Metallurgical Corp. of China Ltd. (MCC, SHSE: 601618 and SEHK: 1618) is said to sell a majority stake in west Australia-based Lamber iron ore project.
People close to it disclosed in an interview recently that it was busy looking for an investor, expecting to sell a majority stake in the Lamber iron ore project to the latter. It had seen debts exceed CNY 50 billion and in order to pay back the debts, it made such a decision. For it, investing in the project had been proved to be unsuccessful one as on the one hand, it always suffered a loss from the project. And on the other hand, the project advanced slowly.
Available information shows that located in Pilbara, the iron ore project is consisted of three parts, namely north part, central part and south part, each. The service term is 30 years and the designed annual production capacity of iron ore concentrate is 15 million tons. With a total investment of about AUD 3.77 billion, it was scheduled to run into formal operation in 2015.
MCC released financial forecasts for the fiscal year 2012 in March this year and according to the forecasts, the loss was expected to hit CNY 7.2 billion. It reported a profit of CNY 847 million for the third quarter of last year, thus it has become a focal point why the loss for the whole year will hit up to CNY 7.2 billion. In line with industry observers, this should have a close tie with provision for impairment. In detail, it put CNY 3.9 billion aside for impairment for a non-ferrous metal unit, CNY 3.1 billion for the SINO iron ore project, and CNY 2.3 billion for the Lamber iron ore project.
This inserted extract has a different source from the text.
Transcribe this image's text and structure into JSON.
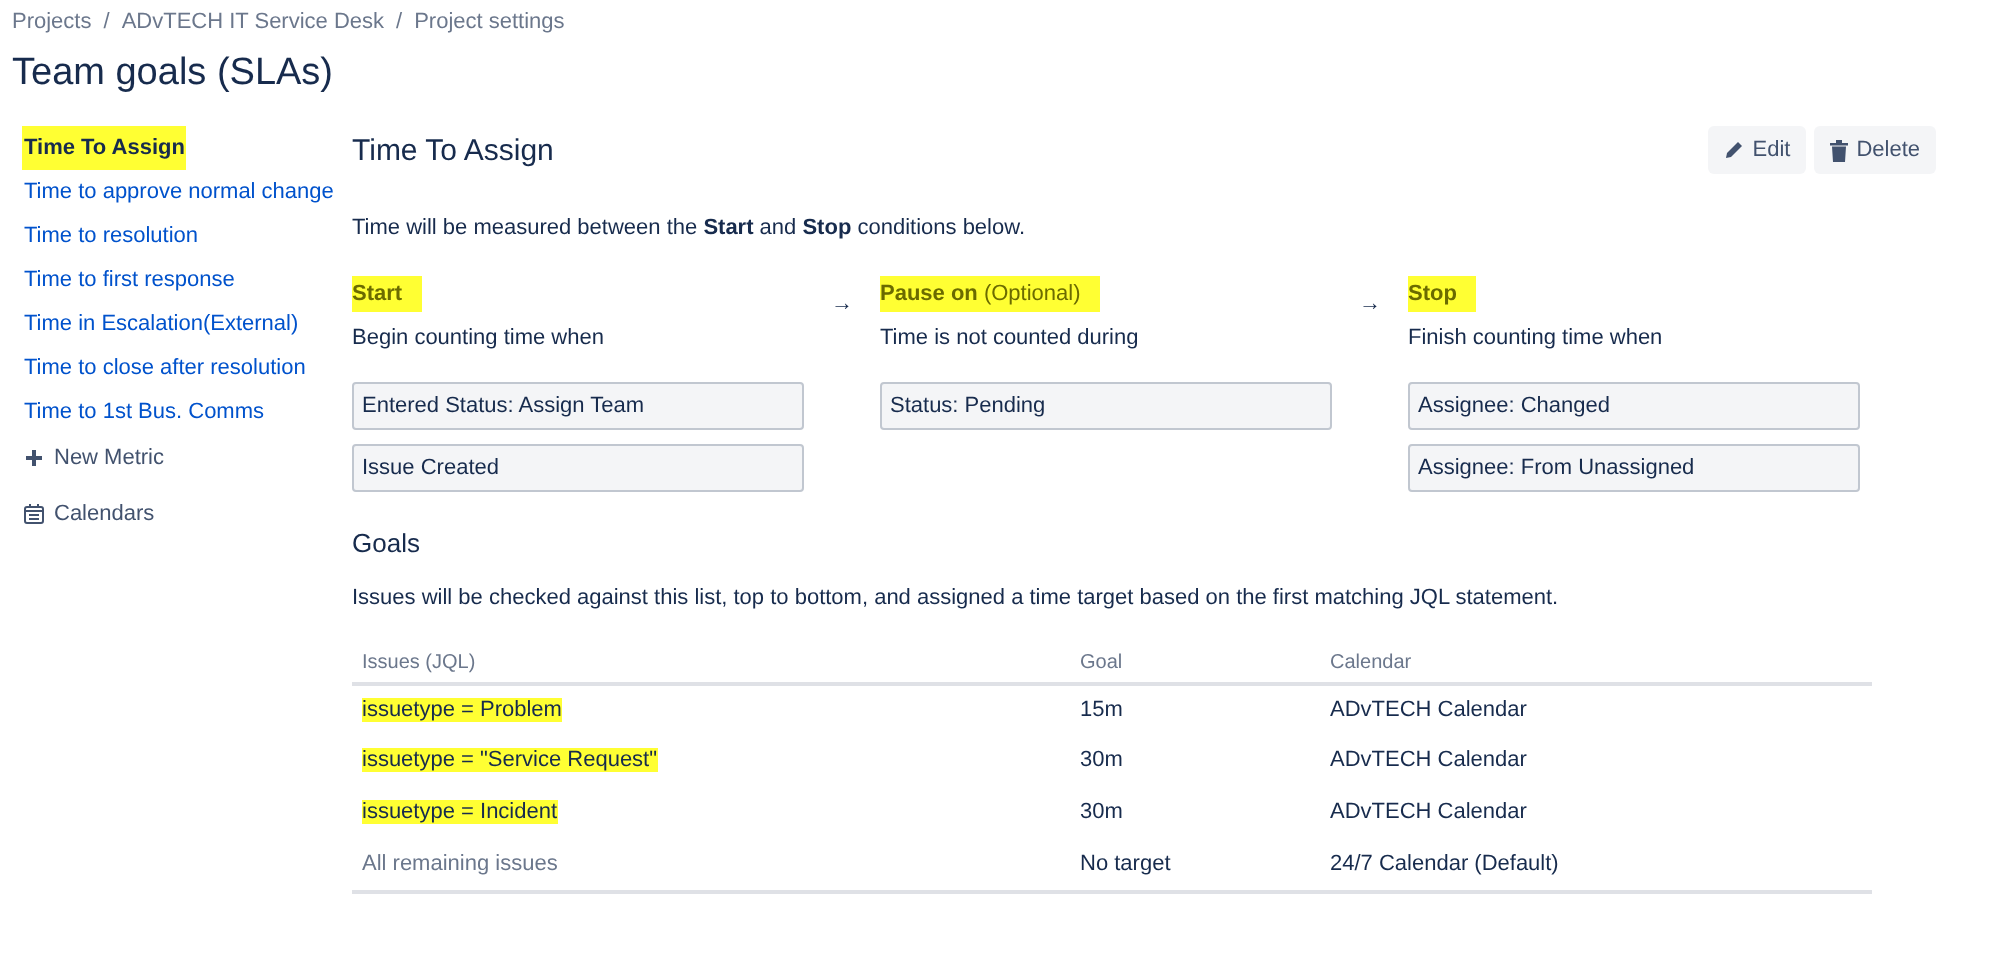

It signed an agreement with Sino Iron Pty Ltd., a subsidiary of CITIC Pacific Ltd. (SEHK: 0267), over the SINO iron ore project in Australia and the total contractual value was USD 1.75 billion. However, the figure continued rising from then on, but there had not been an exact timetable for the kick-off. According to financial results it unveiled for the first half of last year, the contractual value had hit about CNY 3.41 billion. In line with CITIC Pacific, the loss should be mainly attributed to increasing project cost and delaying project kick-off. Zhang Lin, a researcher at Lgmi.com, said that amid recession in the steel market, they had no other choice but to delay kick-off of the project again and again.